How a 90-agent brokerage cut lead response from 41 minutes to 2
The before state was familiar. Inbound leads landed in a shared inbox, an ops coordinator triaged them by hand, and the average wait was 41 minutes. Two thirds of the lost deals were lost in that window.
What we built
A scoring agent that reads each inbound lead, enriches it against the firm’s historical close data, and pages the agent most likely to win the deal in Slack. Tools used: HubSpot for the CRM of record, Clay for enrichment, OpenAI for scoring, n8n to glue it together.
The four signals we started with
- Buyer geography vs. agent farm area
- Property type vs. agent recent closings
- Price band vs. agent median deal size
- Inbound channel vs. agent historical win rate by channel
By week three we cut geography and channel.
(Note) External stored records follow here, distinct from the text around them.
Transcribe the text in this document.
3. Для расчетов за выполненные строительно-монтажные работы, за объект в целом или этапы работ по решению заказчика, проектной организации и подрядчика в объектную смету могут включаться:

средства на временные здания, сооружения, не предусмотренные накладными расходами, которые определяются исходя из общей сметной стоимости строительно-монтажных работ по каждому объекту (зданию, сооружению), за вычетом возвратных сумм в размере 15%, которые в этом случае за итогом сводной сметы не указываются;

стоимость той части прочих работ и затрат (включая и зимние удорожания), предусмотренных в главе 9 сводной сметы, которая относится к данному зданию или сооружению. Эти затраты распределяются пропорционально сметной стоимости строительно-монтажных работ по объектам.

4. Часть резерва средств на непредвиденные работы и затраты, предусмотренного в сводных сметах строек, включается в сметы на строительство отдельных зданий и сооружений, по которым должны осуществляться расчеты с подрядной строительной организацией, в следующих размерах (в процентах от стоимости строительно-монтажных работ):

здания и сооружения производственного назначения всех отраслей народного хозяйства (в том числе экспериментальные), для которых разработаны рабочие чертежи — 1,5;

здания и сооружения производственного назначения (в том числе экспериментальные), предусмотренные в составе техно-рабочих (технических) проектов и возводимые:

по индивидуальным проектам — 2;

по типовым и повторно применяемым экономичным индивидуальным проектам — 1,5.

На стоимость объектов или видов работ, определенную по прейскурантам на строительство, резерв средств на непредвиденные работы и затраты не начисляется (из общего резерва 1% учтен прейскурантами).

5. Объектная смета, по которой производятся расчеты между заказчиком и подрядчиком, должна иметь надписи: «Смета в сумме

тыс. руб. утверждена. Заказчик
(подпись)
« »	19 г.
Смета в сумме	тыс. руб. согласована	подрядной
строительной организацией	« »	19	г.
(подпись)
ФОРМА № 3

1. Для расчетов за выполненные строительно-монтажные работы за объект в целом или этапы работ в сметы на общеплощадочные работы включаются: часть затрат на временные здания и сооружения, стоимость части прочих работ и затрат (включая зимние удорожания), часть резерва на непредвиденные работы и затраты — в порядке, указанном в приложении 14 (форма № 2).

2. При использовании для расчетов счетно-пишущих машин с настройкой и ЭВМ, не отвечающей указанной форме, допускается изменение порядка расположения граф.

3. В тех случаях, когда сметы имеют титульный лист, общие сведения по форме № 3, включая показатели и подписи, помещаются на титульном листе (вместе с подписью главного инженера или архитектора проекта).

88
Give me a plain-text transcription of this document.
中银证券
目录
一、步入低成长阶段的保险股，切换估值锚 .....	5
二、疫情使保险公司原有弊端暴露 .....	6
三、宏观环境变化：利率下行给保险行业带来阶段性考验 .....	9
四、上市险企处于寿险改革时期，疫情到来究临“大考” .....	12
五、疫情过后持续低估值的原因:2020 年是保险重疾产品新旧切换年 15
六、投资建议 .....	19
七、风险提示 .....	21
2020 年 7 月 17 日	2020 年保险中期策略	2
They added latency without changing routing decisions in more than a handful of cases. The agent got faster and the team trusted it more.
What this is not
This is not an AI SDR. It does not message the lead. A human still owns the first reply. The system buys the human time to be useful.
What we measured
| Metric | Before | After |
|---|---|---|
| Avg first response | 41 min | 2 min |
| Lead-to-meeting rate | 8.4% | 14.1% |
| Coordinator hours / week | 22 | 6 |
The coordinator did not lose her job. She owns escalations and quality review on the routing model now, which is the work that should always have been hers.